On 1/14/14, 11:15 AM, Tom Lane wrote:
>> How about:
>> > (a) = SELECT 1;
>> > (a, b) = SELECT 1, 2;
>> > (a, b) = INSERT INTO foo RETURNING col1, col2;
>> >Same semantics: TOO_MANY_ROWS on rows > 1, sets FOUND and row_count.
>> >AFAICT this can be parsed unambiguously, too, and we don't need to look
>> >at the query string because this is new syntax.
> The idea of inventing new syntax along this line seems like a positive
> direction to pursue. Since assignment already rejects multiple rows
> from the source expression, this wouldn't be weirdly inconsistent.
Do we actually support = right now? We already support
v_field := field FROM table ... ;
and I think it's a bad idea to have different meaning for = and :=.

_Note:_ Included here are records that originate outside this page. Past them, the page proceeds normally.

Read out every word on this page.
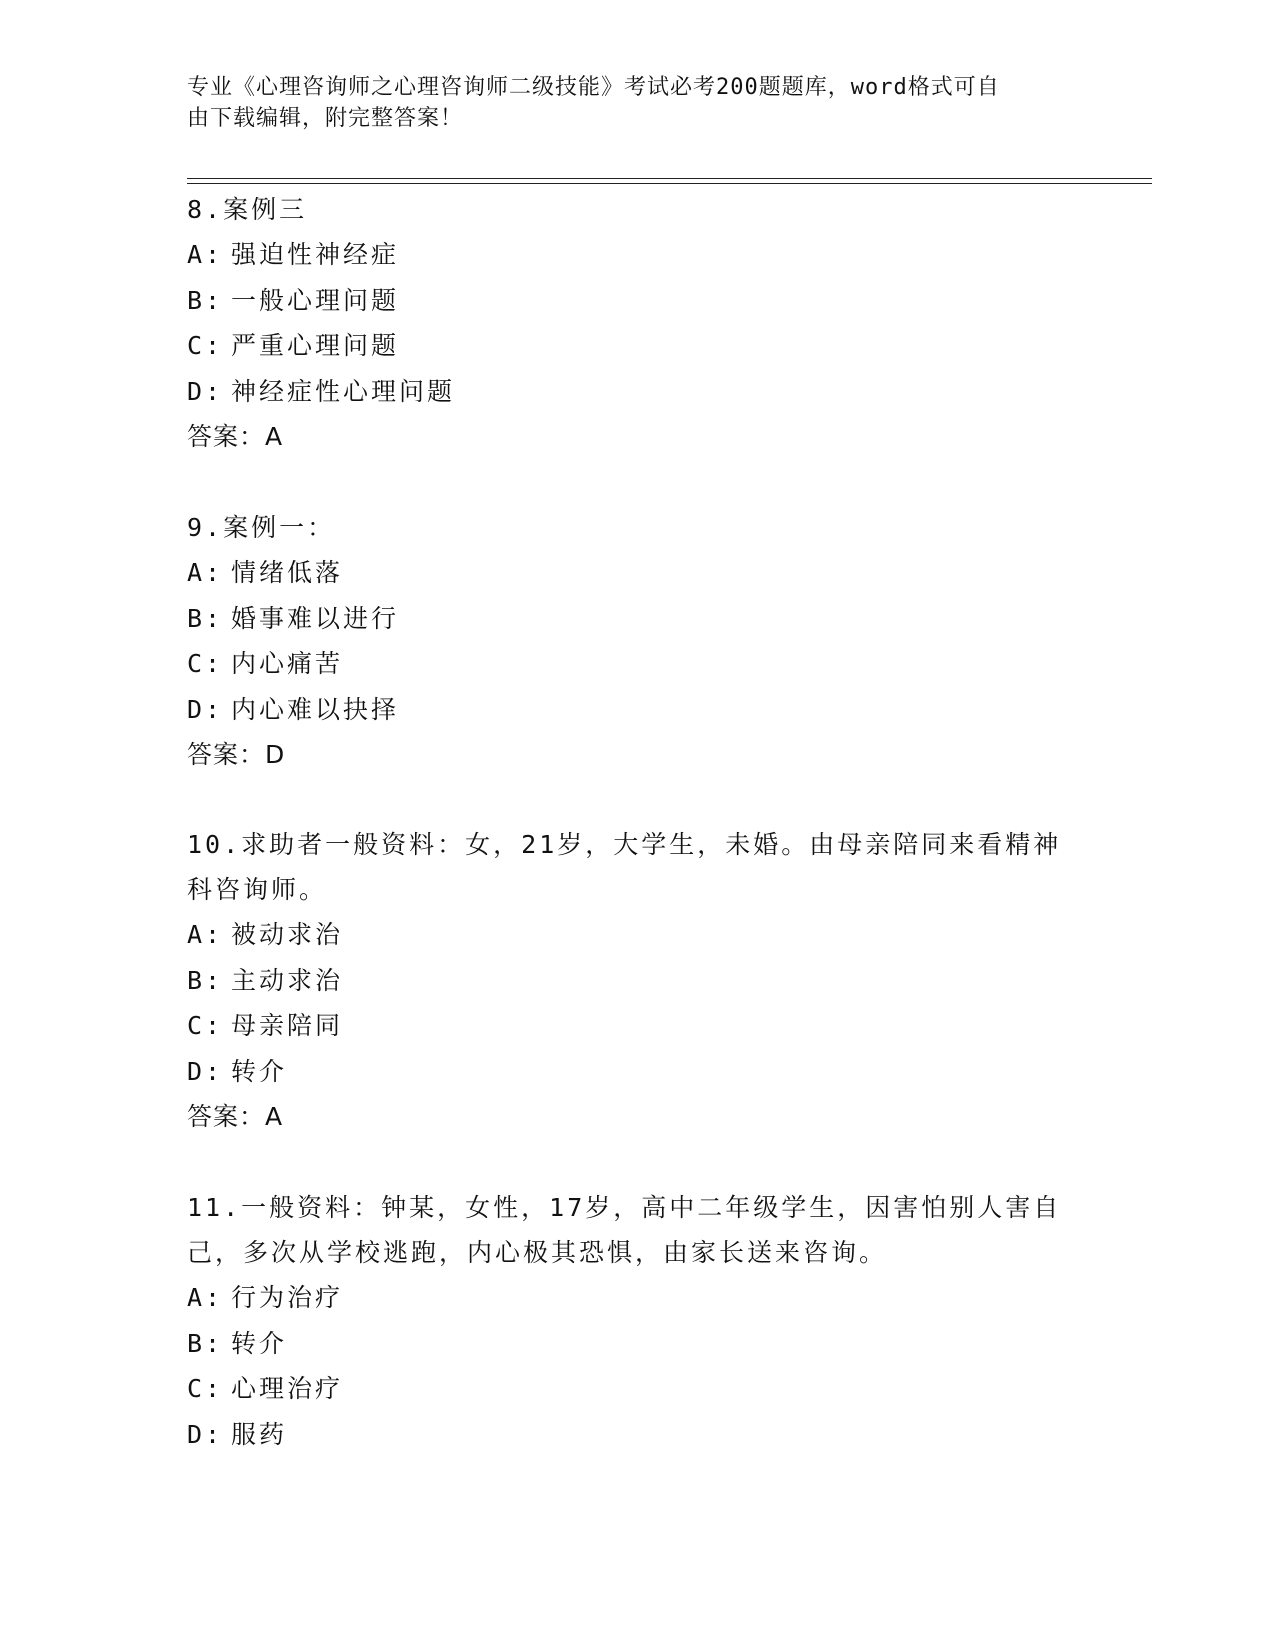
专业《心理咨询师之心理咨询师二级技能》考试必考200题题库，word格式可自
由下载编辑，附完整答案！
8.案例三
A: 强迫性神经症
B: 一般心理问题
C: 严重心理问题
D: 神经症性心理问题
答案：A
9.案例一：
A: 情绪低落
B: 婚事难以进行
C: 内心痛苦
D: 内心难以抉择
答案：D
10.求助者一般资料：女，21岁，大学生，未婚。由母亲陪同来看精神
科咨询师。
A: 被动求治
B: 主动求治
C: 母亲陪同
D: 转介
答案：A
11.一般资料：钟某，女性，17岁，高中二年级学生，因害怕别人害自
己，多次从学校逃跑，内心极其恐惧，由家长送来咨询。
A: 行为治疗
B: 转介
C: 心理治疗
D: 服药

> I'm not too sure what it'd take to make this work. Right now,
>
> SELECT (SELECT x, y FROM foo WHERE id = 42);
>
> would generate "ERROR: subquery must return only one column", but
> I think it's mostly a historical artifact that it does that rather than
> returning a composite value (of an anonymous record type). If we were
> willing to make that change then it seems like it'd be pretty
> straightforward to teach plpgsql to handle
>
> (a, b, ...) = row-valued-expression
>
> where there wouldn't actually be any need to parse the RHS any differently
> from the way plpgsql parses an assignment RHS right now. Which would be
> a good thing IMO. If we don't generalize the behavior of scalar
> subqueries then plpgsql would have to jump through a lot of hoops to
> support the subselect case.
I have no idea if this is related or not, but I would REALLY like for this to work (doesn't in 8.4, AFAIK not in 9.1
either...)
CREATE FUNCTION f(int) RETURNS text STABLE LANGUAGE sql AS ( SELECT field FROM table WHERE table_id = $1 );
SELECT f(blah_id) FROM ...
to be equivalent to
SELECT ( SELECT field FROM table WHERE table_id = blah_id ) FROM ...
That would make it very easy to do a lot of code simplification with no performance loss.